What is “comorbidity”? All other diseases that co-exist with a disease of interest, are called comorbidities. Comorbidities in inflammatory rheumatic diseases can be associated with persistent inflammatory activity or disease related organ damage, or may be related to medications. Life style such as smoking or physical inactivity contribute to comorbidity. Patients with rheumatic diseases meet health professionals regularly and are more often tested for osteoporosis or cholesterol levels than individuals without rheumatic disease which may contribute to a higher prevalence of some comorbidities. Comorbidities can also be unrelated to rheumatic diseases or their treatments.

How to measure comorbidities? Comorbidity indices that estimate the frequency and severity of comorbidities are used in clinical studies. In clinical care, comorbidities are reviewed and recorded by a health professional by indicating whether a medical condition exists or not. In surveys, patients select from a list comorbidities that apply and a plain number of comorbidities is calculated without an indication of severity.

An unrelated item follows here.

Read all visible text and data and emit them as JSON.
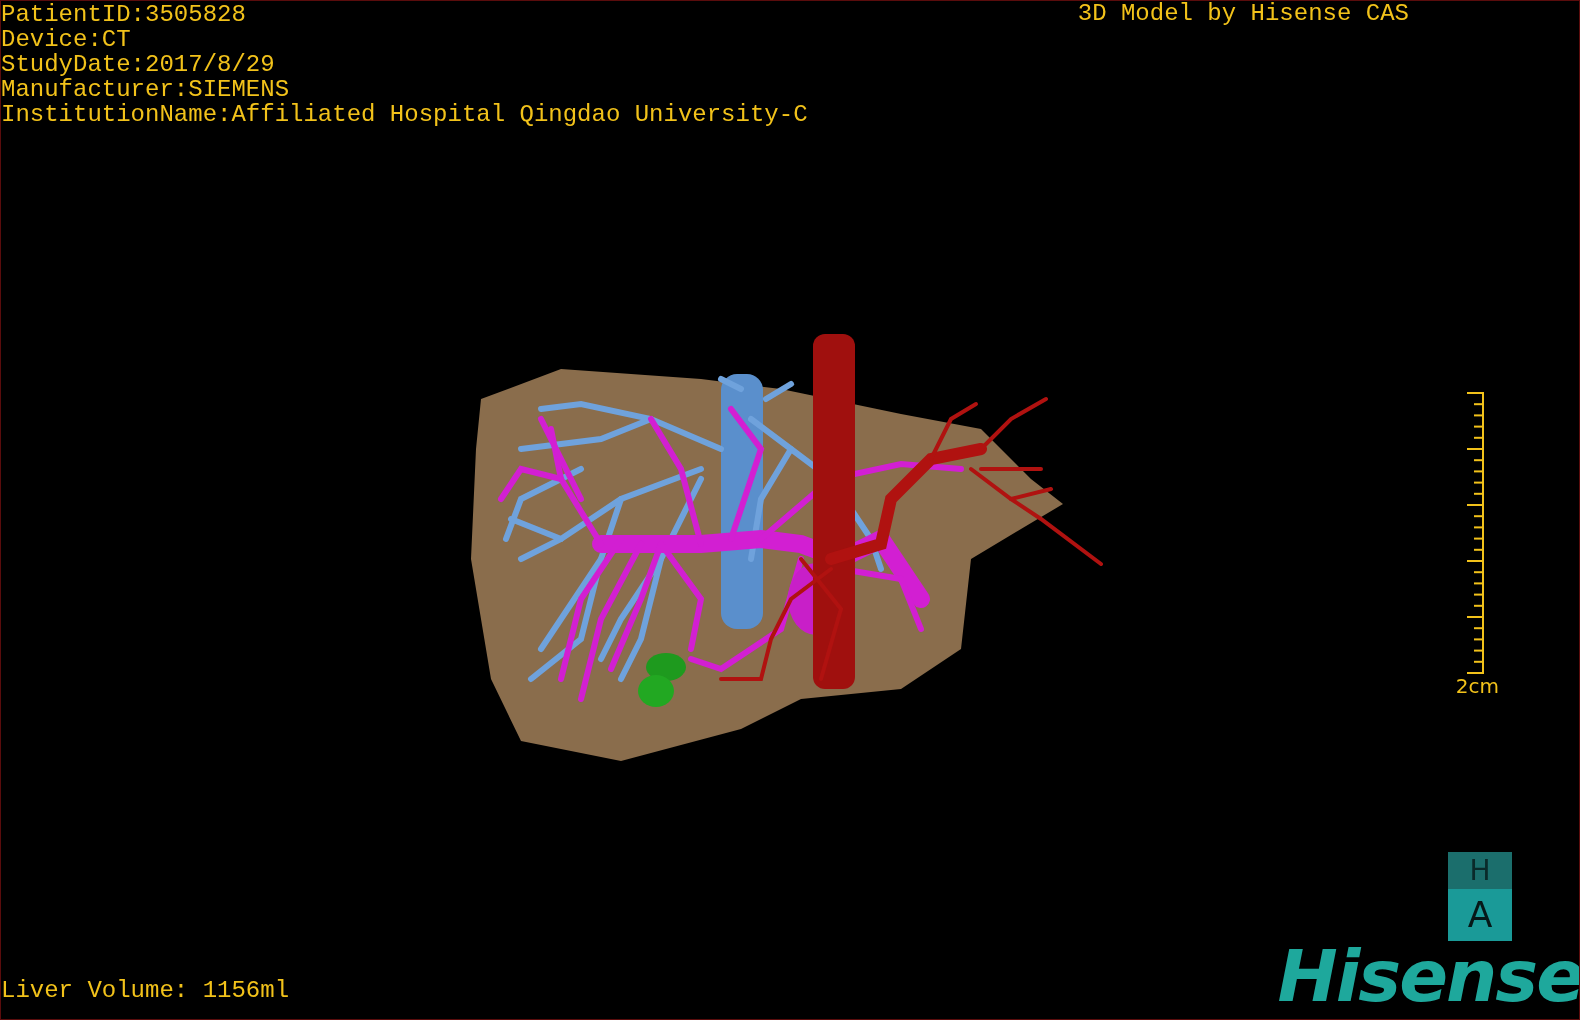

Impact of comorbidities. The impact of comorbidities in rheumatic diseases is multidimensional. Some comorbidities such as cardiovascular disease, lymphoma, renal and pulmonary disease and infections are associated with preterm mortality. As inflammation is the common pathophysiology in rheumatic diseases and in many comorbidities, suppression of inflammatory activity is essential. This emphasizes early and active treatment of every patient with an inflammatory condition, to diminish the risk of comorbidities. Furthermore, careful monitoring of patients at high risk of comorbidities, in particular those with severe, treatment refractory disease, is necessary.

Cardiovascular disease. In addition to the risk that is caused by inflammation, patients with rheumatic diseases are at least as likely as general population to have traditional cardiovascular risk factors such as hypertension, diabetes, and hyperlipidemia. Furthermore, patients with rheumatoid arthritis are more likely to smoke and be physically inactive than general population. Therefore, traditional risk factors for cardiovascular disease need to be reviewed and addressed on a regular basis, and interventions against adverse life style factors and other important predictors should be initiated when indicated.

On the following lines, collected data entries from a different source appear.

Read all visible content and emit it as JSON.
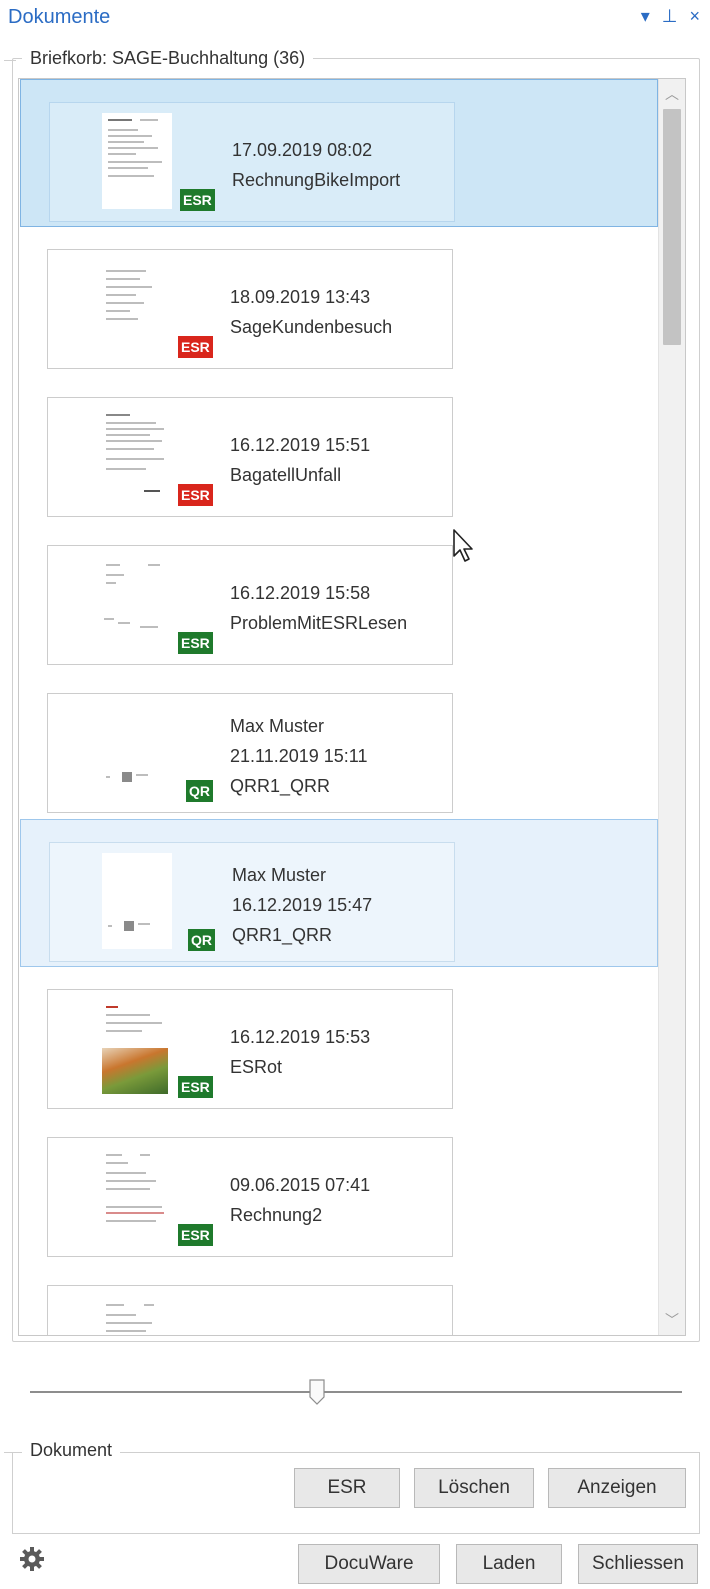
{
  "panel": {
    "title": "Dokumente",
    "controls": [
      "▾",
      "⊥",
      "×"
    ]
  },
  "inbox": {
    "legend": "Briefkorb: SAGE-Buchhaltung (36)",
    "items": [
      {
        "date": "17.09.2019 08:02",
        "name": "RechnungBikeImport",
        "badge": "ESR",
        "badge_color": "#1f7a2c",
        "user": ""
      },
      {
        "date": "18.09.2019 13:43",
        "name": "SageKundenbesuch",
        "badge": "ESR",
        "badge_color": "#d9261c",
        "user": ""
      },
      {
        "date": "16.12.2019 15:51",
        "name": "BagatellUnfall",
        "badge": "ESR",
        "badge_color": "#d9261c",
        "user": ""
      },
      {
        "date": "16.12.2019 15:58",
        "name": "ProblemMitESRLesen",
        "badge": "ESR",
        "badge_color": "#1f7a2c",
        "user": ""
      },
      {
        "user": "Max Muster",
        "date": "21.11.2019 15:11",
        "name": "QRR1_QRR",
        "badge": "QR",
        "badge_color": "#1f7a2c"
      },
      {
        "user": "Max Muster",
        "date": "16.12.2019 15:47",
        "name": "QRR1_QRR",
        "badge": "QR",
        "badge_color": "#1f7a2c"
      },
      {
        "date": "16.12.2019 15:53",
        "name": "ESRot",
        "badge": "ESR",
        "badge_color": "#1f7a2c",
        "user": ""
      },
      {
        "date": "09.06.2015 07:41",
        "name": "Rechnung2",
        "badge": "ESR",
        "badge_color": "#1f7a2c",
        "user": ""
      }
    ]
  },
  "zoom_slider": {
    "value_fraction": 0.44
  },
  "document": {
    "legend": "Dokument",
    "esr_label": "ESR",
    "delete_label": "Löschen",
    "show_label": "Anzeigen"
  },
  "footer": {
    "docuware_label": "DocuWare",
    "load_label": "Laden",
    "close_label": "Schliessen"
  }
}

Depression and fibromyalgia are comorbidities that increase the risk of work disability. Review of patients’ psychological well-being should be routine practice at rheumatology visits. A multidisciplinary team including nurses, physiotherapists, social workers and psychologists facilitates the management of patients with these comorbidities.

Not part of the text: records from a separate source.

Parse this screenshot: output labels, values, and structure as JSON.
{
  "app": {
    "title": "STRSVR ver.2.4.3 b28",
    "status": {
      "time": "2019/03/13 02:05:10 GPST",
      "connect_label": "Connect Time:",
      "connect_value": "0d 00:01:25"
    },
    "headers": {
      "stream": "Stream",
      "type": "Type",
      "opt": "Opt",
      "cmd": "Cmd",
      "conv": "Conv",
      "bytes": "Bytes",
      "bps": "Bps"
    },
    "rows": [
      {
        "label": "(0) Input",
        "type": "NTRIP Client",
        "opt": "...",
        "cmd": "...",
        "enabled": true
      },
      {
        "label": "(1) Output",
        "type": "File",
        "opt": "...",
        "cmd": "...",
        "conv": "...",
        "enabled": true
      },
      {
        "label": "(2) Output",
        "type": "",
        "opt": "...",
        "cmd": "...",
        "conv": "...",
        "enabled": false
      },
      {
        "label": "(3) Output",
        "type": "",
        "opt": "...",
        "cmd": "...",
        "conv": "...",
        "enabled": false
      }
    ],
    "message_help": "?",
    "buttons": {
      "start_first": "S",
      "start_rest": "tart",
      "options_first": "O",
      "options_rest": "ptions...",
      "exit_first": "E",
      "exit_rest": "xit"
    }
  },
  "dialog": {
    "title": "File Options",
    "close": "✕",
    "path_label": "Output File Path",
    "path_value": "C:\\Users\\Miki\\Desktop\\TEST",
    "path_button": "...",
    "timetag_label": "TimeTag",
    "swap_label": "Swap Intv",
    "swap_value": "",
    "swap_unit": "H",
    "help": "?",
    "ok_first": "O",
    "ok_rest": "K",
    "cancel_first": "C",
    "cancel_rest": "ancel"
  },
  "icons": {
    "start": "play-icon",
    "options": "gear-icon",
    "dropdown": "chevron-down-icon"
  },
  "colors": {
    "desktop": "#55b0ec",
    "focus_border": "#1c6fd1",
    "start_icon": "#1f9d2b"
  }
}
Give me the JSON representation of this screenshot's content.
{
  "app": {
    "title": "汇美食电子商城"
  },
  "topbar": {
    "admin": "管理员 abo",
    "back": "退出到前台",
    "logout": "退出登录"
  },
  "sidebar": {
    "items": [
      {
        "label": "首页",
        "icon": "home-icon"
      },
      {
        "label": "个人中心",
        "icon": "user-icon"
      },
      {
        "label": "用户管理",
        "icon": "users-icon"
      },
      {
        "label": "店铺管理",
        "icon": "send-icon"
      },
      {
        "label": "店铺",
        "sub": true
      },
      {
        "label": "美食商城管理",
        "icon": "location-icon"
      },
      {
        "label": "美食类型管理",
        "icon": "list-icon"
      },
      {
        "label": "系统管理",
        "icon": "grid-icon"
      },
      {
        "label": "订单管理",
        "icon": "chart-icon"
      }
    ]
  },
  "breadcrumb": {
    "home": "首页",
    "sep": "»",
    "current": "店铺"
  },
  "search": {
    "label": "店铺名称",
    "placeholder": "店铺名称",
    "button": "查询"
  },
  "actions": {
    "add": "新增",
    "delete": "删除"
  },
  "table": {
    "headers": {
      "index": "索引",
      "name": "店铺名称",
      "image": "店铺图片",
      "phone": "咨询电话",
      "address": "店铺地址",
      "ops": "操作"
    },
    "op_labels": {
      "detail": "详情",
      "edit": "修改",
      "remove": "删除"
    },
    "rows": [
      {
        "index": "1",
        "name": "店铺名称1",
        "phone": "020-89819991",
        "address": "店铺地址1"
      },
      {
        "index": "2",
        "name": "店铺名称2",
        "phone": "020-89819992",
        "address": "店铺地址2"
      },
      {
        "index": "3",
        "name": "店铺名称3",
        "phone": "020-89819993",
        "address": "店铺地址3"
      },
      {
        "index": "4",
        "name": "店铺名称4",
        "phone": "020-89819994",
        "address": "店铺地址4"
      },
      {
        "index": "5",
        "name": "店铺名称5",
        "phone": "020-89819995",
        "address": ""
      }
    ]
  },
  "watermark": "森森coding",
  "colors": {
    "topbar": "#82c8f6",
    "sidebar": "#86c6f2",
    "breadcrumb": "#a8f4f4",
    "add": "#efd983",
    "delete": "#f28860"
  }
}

Osteoporosis is a prevalent comorbidity in rheumatic diseases. Patients need to be screened and treated for osteoporosis. Preferably, patients at high risk, in particular those who are treated with long term corticosteroid treatment, should be started on preventive treatment before osteoporosis develops.

Other comorbidities. Some comorbidities are associated with the use of anti-rheumatic drugs e.g. gastrointestinal ulcers with perforation or bleeding, which in the past were often seen in patients with heavy use of NSAIDs. Serious infections and pulmonary diseases are rare but potentially life threatening side effects of current anti-rheumatic medications.

Comorbidities as “side effects” of rheumatic diseases, preventable by active care. “Side effects” of untreated or poorly treated rheumatoid arthritis overall are worse than side effects of current anti-rheumatic drugs. It can be anticipated that comorbidity of rheumatic diseases will become less prominent over years with active treatment strategies and routine evaluation and care of other risk factors for comorbidities. Signals indicating such a development are already available.